Zu dieser Situation konnte es auch deshalb kommen, weil die Regierung Papandreou nicht die sofortige Implementierung des am 11. April zugesagten Stützungsprogramms in Höhe von 45 Mrd. Euro beantragt hat. Renommierte griechische Ökonomen wie Yiannis Stournaras (Direkter des Wirtschaftsforschungsinstituts IOBE) hatten damals gefordert, Papandreou müsse den Ernstfall »besser heute als morgen« ausrufen - auch im Hinblick auf das Liquiditätsproblem der griechischen Banken, das durch den Abzug von privaten Einlagen in Höhe von inzwischen etwa 15 Milliarden Euro entstanden ist. Die Banken halfen sich zwar mit dem Zugriff auf den Garantiefonds der Regierung (mit einer Reserve von 17 Milliarden Euro), der durch die EZB abgesichert ist. Aber wenn ein Sturm auf die Konten ausbricht, werden diese Reserven nicht reichen.

Eine rationale Erklärung für das Zögern der griechischen Regierung gibt es nicht. In Athen gehen aber die meisten Beobachter davon aus, dass es eine informelle Absprache mit der deutschen Bundeskanzlerin gab: Für deren Zustimmung zum Kreditprogramm vom 25. März habe Papandreou versprechen müssen, den Mechanismus nicht vor den Landtagswahlen in Nordrhein-Westfalen vom 9. Mai zu aktivieren. Diese Zusage aber war nach der Entwicklung des Spread in der zweiten Aprilhälfte nicht mehr zu halten.

Das Resultat ist ein neues, auch zeitlich erweitertes Stabilitätsprogramm, mit dem das ursprüngliche PSA in folgenden Punkten noch verschärft wird:

 

Ausgabenseite:

n  Einschränkung der allgemeinen Verwaltungsausgaben durch die Gemeindereform nach dem Plan »Kallikratis« (um knapp zwei Mrd. Euro jährlich).

n  Einfrieren aller Löhne und Gehälter im öffentlichen Dienst für drei Jahre; Reduzierung des Weihnachts-, Oster- und Urlaubsgeldes (»13. und 14. Gehalt«) auf zusammen 1.000 Euro für alle, aber völlige Streichung bei Gehältern über 3.000 Euro; Kürzung weiterer Zulagen um nochmals 8%.
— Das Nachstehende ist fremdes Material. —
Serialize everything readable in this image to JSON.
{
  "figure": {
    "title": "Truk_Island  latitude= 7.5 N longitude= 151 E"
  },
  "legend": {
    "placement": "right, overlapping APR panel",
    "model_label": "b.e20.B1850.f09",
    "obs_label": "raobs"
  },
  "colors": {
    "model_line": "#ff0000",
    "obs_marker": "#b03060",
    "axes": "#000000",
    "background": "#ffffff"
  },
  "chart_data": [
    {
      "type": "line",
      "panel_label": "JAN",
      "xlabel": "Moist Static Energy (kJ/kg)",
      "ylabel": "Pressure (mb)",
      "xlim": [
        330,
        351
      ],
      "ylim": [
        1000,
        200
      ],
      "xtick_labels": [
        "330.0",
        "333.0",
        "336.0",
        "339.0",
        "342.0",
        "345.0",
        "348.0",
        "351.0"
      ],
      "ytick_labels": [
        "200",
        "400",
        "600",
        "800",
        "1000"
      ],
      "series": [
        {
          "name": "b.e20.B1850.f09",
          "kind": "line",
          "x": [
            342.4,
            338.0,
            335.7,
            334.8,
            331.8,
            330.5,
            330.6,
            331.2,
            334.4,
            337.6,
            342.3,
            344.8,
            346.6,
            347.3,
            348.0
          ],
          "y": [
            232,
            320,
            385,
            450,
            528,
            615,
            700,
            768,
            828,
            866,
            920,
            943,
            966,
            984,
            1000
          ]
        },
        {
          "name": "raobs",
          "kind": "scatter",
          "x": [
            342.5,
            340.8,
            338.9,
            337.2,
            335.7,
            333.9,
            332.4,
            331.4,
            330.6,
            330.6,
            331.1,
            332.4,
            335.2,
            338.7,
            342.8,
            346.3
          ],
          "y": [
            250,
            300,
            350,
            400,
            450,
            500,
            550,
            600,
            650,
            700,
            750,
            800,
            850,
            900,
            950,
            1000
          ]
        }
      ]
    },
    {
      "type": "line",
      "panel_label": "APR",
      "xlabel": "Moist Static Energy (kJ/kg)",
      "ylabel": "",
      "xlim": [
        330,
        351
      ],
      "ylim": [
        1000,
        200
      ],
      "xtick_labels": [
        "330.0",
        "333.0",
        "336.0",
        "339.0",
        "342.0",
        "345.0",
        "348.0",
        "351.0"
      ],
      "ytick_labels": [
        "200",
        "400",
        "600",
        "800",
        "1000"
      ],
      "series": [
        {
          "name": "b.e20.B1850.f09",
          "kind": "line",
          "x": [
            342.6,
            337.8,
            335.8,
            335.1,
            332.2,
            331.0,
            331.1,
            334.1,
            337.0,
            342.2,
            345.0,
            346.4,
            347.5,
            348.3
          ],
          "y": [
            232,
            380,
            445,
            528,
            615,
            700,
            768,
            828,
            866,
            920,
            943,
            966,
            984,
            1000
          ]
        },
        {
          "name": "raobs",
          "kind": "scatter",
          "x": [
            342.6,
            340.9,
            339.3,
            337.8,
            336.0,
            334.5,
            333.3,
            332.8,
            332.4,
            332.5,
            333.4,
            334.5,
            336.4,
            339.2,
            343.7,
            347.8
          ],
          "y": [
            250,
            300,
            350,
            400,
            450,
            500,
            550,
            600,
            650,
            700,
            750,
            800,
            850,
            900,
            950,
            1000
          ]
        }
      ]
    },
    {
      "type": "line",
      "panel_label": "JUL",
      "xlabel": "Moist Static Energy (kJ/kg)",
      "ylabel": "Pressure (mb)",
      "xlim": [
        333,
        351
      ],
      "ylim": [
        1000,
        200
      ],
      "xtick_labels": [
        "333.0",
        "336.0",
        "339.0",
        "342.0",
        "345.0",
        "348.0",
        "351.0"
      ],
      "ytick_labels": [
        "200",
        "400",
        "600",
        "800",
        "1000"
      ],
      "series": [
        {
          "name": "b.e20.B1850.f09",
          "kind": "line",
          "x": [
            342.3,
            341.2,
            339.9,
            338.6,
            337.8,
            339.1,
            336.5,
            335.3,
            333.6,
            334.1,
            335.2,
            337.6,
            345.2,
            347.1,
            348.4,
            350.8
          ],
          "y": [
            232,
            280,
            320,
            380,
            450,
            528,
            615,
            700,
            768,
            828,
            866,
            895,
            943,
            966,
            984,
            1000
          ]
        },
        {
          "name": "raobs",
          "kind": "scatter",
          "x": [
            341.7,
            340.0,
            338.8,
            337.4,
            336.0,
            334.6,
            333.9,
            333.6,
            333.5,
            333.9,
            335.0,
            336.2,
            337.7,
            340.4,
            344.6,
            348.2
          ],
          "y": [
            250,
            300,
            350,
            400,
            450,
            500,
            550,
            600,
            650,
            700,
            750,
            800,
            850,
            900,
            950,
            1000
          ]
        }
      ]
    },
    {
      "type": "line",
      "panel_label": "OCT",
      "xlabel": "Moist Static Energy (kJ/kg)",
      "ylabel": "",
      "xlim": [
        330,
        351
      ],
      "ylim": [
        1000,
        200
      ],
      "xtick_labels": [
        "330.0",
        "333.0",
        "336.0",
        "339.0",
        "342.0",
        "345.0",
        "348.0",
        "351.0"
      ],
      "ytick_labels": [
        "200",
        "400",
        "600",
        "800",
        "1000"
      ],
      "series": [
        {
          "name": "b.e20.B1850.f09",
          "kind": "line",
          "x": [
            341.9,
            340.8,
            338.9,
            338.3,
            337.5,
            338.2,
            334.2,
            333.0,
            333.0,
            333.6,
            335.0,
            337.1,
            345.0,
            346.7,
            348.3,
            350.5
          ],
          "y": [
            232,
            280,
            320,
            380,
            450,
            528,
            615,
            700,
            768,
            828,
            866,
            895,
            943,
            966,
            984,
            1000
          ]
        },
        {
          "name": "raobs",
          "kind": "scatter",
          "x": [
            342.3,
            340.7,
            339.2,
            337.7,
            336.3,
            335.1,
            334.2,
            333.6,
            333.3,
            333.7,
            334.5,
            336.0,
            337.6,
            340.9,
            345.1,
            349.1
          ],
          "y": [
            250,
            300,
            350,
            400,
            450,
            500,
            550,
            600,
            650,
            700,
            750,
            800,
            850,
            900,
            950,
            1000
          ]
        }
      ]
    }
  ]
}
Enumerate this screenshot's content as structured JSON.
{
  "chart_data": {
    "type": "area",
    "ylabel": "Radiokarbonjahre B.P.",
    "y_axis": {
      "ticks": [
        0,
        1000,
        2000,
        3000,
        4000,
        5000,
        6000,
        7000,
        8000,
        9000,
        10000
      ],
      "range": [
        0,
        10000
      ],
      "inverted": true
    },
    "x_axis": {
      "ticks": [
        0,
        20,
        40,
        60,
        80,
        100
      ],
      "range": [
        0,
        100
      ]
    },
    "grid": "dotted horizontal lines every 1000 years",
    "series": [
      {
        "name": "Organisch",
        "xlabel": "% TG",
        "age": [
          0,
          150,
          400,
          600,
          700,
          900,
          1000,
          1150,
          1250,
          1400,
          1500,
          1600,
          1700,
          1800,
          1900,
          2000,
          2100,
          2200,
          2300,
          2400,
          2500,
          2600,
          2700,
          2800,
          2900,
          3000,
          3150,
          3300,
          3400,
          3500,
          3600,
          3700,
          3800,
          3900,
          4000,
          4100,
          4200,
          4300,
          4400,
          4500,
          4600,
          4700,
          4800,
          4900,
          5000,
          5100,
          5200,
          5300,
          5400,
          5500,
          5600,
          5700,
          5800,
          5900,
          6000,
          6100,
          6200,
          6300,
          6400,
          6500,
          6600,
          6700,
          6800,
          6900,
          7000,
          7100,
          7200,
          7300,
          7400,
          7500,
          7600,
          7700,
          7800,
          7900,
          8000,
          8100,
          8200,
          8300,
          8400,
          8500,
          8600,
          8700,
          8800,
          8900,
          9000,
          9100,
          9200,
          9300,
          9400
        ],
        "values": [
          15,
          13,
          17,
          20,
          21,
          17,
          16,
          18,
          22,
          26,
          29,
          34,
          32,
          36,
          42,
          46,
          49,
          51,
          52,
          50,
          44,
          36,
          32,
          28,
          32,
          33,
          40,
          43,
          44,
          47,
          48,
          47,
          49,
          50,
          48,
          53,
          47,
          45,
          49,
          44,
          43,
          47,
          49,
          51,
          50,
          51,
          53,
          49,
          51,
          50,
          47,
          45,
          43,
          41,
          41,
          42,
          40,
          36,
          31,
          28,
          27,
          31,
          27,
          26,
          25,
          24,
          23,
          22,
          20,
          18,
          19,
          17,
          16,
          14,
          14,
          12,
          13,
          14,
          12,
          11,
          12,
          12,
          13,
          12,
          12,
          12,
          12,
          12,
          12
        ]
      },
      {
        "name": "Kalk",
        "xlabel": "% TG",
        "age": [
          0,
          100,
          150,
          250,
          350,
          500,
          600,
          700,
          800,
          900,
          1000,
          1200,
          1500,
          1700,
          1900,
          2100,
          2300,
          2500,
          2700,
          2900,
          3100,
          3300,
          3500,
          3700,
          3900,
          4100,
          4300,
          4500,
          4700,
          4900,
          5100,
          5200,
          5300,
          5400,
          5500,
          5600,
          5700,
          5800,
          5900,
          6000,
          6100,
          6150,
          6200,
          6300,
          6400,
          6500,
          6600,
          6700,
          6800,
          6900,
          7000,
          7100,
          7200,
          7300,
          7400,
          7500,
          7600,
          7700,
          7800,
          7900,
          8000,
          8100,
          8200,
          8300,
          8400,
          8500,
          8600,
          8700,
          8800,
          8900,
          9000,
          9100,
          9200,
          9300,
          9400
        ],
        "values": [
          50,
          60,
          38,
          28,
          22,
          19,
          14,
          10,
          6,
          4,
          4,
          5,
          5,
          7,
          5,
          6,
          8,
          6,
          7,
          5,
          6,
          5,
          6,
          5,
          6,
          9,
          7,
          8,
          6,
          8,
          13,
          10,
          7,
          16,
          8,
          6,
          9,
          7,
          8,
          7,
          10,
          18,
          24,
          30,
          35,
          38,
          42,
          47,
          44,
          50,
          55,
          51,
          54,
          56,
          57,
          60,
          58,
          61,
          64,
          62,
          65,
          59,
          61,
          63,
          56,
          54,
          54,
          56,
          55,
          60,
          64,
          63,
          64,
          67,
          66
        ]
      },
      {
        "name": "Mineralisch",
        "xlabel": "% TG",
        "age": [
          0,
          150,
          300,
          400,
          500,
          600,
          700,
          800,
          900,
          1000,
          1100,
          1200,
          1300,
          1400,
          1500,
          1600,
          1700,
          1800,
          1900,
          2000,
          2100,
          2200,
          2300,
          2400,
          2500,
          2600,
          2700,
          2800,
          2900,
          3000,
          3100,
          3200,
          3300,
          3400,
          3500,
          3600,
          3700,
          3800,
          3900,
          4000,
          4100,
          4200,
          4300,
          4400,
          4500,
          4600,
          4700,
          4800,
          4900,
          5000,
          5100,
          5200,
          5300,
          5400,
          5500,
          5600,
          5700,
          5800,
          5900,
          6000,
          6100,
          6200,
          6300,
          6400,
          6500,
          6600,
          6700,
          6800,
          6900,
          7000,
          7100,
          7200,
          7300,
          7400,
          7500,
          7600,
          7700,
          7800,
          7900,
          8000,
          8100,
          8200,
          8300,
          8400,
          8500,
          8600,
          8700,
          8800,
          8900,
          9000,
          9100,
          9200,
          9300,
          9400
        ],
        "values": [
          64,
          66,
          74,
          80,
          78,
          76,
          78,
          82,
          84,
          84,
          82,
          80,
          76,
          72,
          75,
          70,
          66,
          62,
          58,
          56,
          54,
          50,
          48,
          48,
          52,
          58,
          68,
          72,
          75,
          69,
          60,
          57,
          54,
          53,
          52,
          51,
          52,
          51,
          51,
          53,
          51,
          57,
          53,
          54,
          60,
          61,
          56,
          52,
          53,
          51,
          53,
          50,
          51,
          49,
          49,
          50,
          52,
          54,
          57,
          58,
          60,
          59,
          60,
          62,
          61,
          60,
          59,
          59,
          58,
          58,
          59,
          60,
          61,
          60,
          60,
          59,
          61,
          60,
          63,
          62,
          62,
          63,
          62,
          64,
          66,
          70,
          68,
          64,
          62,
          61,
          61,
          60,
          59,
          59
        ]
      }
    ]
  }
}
n  Für die Rentner des öffentlichen Dienstes eine entsprechende Reduzierung der 13. und 14. Rente auf 800 Euro, völlige Streichung bei Renten über 2.500 Euro.

n  Für den privaten Sektor: Vorziehen der geplanten Reduzierung des allgemeinen Rentenniveaus und der Umstellung auf die Berechnung der Rentenhöhe nach dem Lebenseinkommen; gleitende Erhöhung des Renteneintrittsalters nach Maßgabe der steigenden Lebenserwartung; drastische Einschränkung der Frühverrentung (in keinem Fall unter 60 Jahren).

 

Einnahmenseite:

n  Anhebung der Mehrwertsteuer von 21 auf 23%.

n  Weitere 10%ige Erhöhung der Steuern für Benzin, Alkohol, Tabak und Luxusgüter; Extra-Steuer für sehr hohe Unternehmensgewinne.

n  Strafsteuer für illegal errichtete Bauten (landesweit auf über eine Million geschätzt).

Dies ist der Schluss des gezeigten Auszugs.